The reverse mortgage industry is currently going through a big change. The powers that be (Fannie Mae) has changed the manner in which we, as reverse mortgage companies, price the loans to our customers.

Formerly I could give a customer hard numbers immediately. In other words I could tell them which interest rate and how much money they qualify to receive right off the bat.

Furthermore, my quote was relatively etched in stone for up to 4 months.

The 120 lock period is no longer available. Rather, the new pricing structure has much shorter interest rate lock periods. This likens itself to the forward mortgage market.

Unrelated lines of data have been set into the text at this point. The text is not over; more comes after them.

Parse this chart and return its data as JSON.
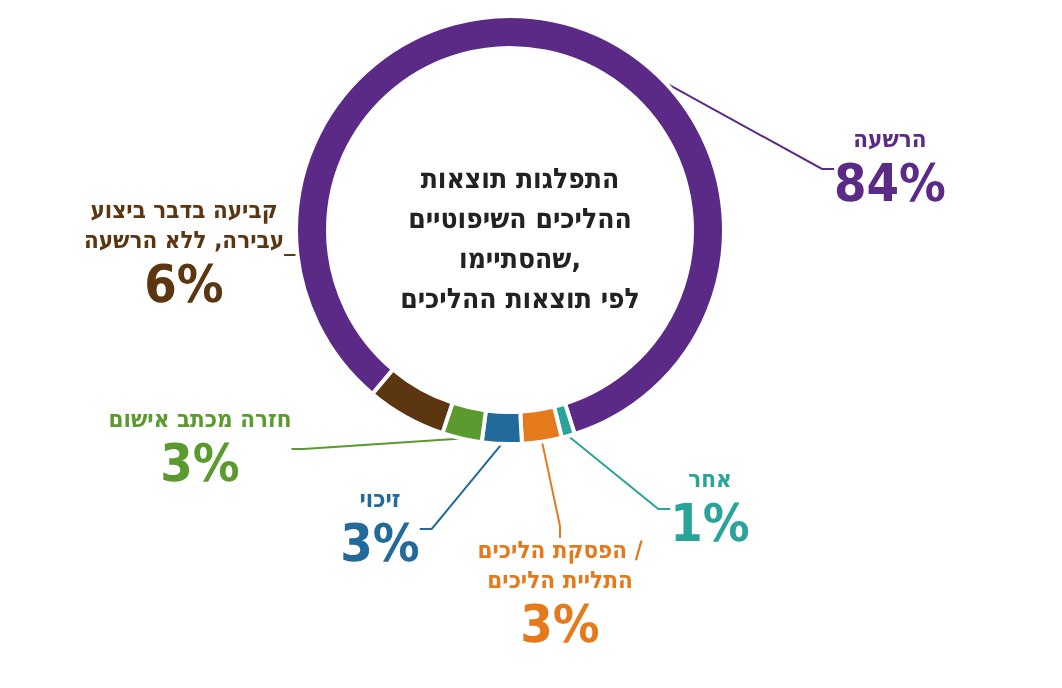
{
  "chart_data": {
    "type": "donut",
    "title": "התפלגות תוצאות\nההליכים השיפוטיים\nשהסתיימו,\nלפי תוצאות ההליכים",
    "categories": [
      "הרשעה",
      "אחר",
      "הפסקת הליכים /\nהתליית הליכים",
      "זיכוי",
      "חזרה מכתב אישום",
      "קביעה בדבר ביצוע\nעבירה, ללא הרשעה"
    ],
    "values": [
      84,
      1,
      3,
      3,
      3,
      6
    ],
    "colors": [
      "#5b2a86",
      "#2aa39a",
      "#e57a1d",
      "#226a9b",
      "#5a9a2e",
      "#5c3511"
    ],
    "value_labels": [
      "84%",
      "1%",
      "3%",
      "3%",
      "3%",
      "6%"
    ],
    "legend": false
  }
}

Since most reverse mortgages take longer than the lock periods some customers will get burned. Quite a few senior borrowers are banking on the reverse mortgage to come in and pay off their forward mortgage.

These folks need extra money and eliminating that payment associated with the mortgage is just the ticket.

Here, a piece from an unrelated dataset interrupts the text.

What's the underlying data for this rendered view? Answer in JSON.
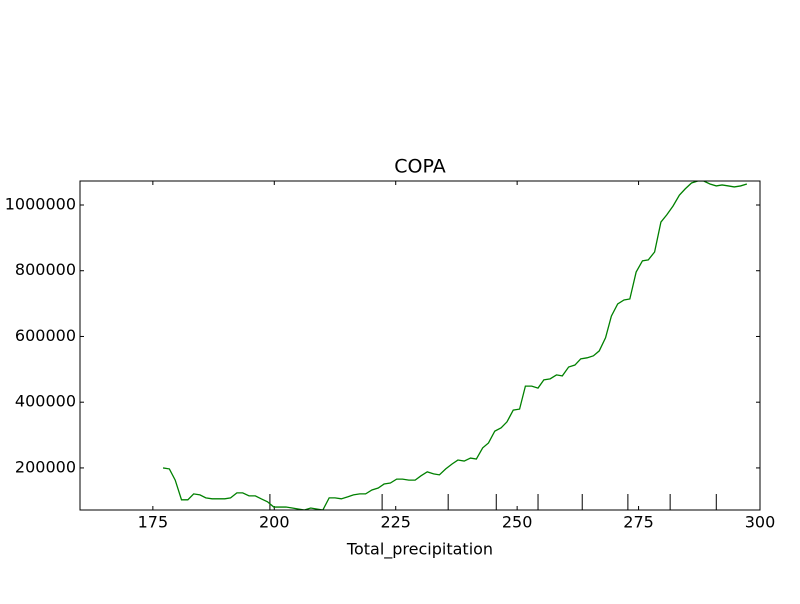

Where I can see a problem is that interest rates play a major role in how much money a borrower can receive for the reverse mortgage. Too often the reverse mortgage is just enough to pay off the forward mortgage.

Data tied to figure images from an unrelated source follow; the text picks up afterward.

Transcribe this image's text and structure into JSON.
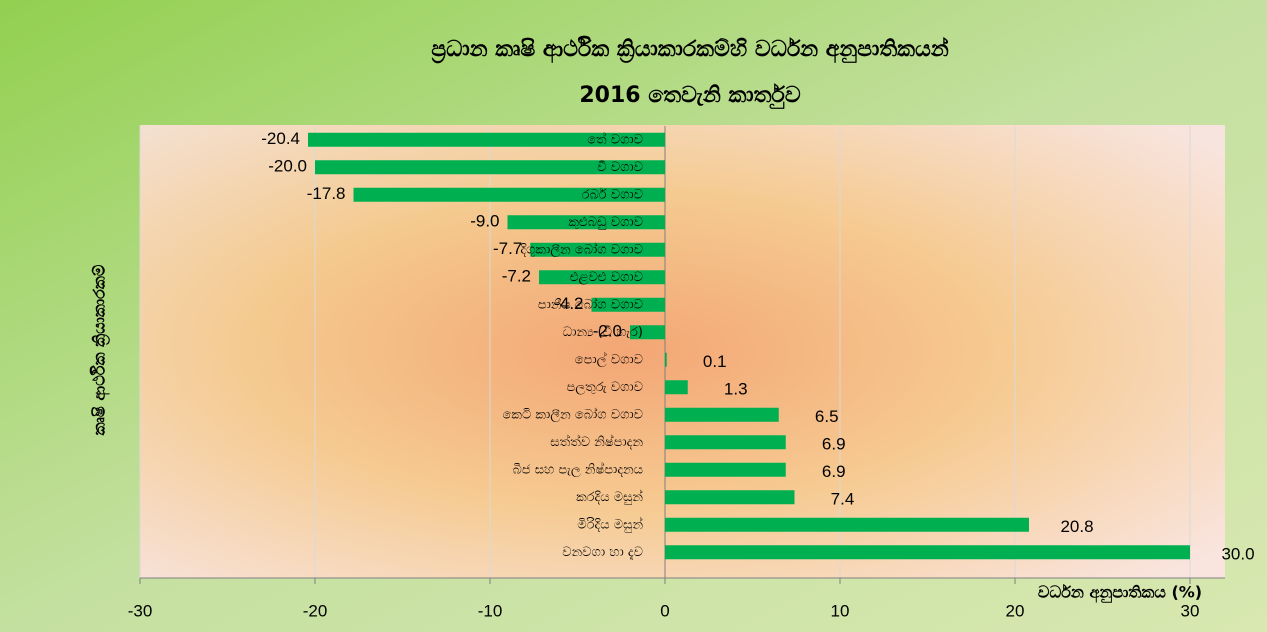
{
  "chart_data": {
    "type": "barh",
    "title": "ප්‍රධාන කෘෂි ආර්ථික ක්‍රියාකාරකම්හි  වර්ධන අනුපාතිකයන්",
    "subtitle": "2016 තෙවැනි කාර්තුව",
    "x_label": "වර්ධන අනුපාතිකය (%)",
    "y_label": "කෘෂි ආර්ථික ක්‍රියාකාරකම්",
    "categories": [
      "තේ වගාව",
      "වී වගාව",
      "රබර් වගාව",
      "කුළුබඩු වගාව",
      "දිගුකාලීන බෝග වගාව",
      "එළවළු වගාව",
      "පානීය බෝග වගාව",
      "ධාන්‍ය (වී හැර)",
      "පොල් වගාව",
      "පලතුරු වගාව",
      "කෙටි කාලීන බෝග වගාව",
      "සත්ත්ව නිෂ්පාදන",
      "බීජ සහ පැල නිෂ්පාදනය",
      "කරදිය මසුන්",
      "මිරිදිය මසුන්",
      "වනවගා හා දැව"
    ],
    "values": [
      -20.4,
      -20.0,
      -17.8,
      -9.0,
      -7.7,
      -7.2,
      -4.2,
      -2.0,
      0.1,
      1.3,
      6.5,
      6.9,
      6.9,
      7.4,
      20.8,
      30.0
    ],
    "value_labels": [
      "-20.4",
      "-20.0",
      "-17.8",
      "-9.0",
      "-7.7",
      "-7.2",
      "-4.2",
      "-2.0",
      "0.1",
      "1.3",
      "6.5",
      "6.9",
      "6.9",
      "7.4",
      "20.8",
      "30.0"
    ],
    "color": "#00b050",
    "xlim": [
      -30,
      30
    ],
    "xticks": [
      -30,
      -20,
      -10,
      0,
      10,
      20,
      30
    ],
    "grid": true
  }
}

The amount of money a borrower receives is inversely associated with the interest rate. For instance, when rates are low, the borrower gets more money. Conversely when they go up, the borrower gets less.

Since some buyers are right on the cusp, they will be quoted one day. The lender will say, “good news, looks like you’ll be able to pay off your mortgage”.

Envision this.. Fourteen days later, when the borrower can finally lock in the rate, what if rates are up one percent or so. This borrower will be out of luck in as far as paying off that mortgage.

The borrower has the choice now of paying the difference between what the reverse mortgage company will lend, now much less than before, and his forward mortgage in cash.

We can see that a few of these borrowers will absolutely go through this in the coming months and years.

The new pricing should offer a better experience for customers such that it should, because of its complexity, sift out some of the weak reverse mortgage loan officers.

The stronger, more knowledgeable LOs will see this as old hat, know how to explain it, and probably garner more of the business.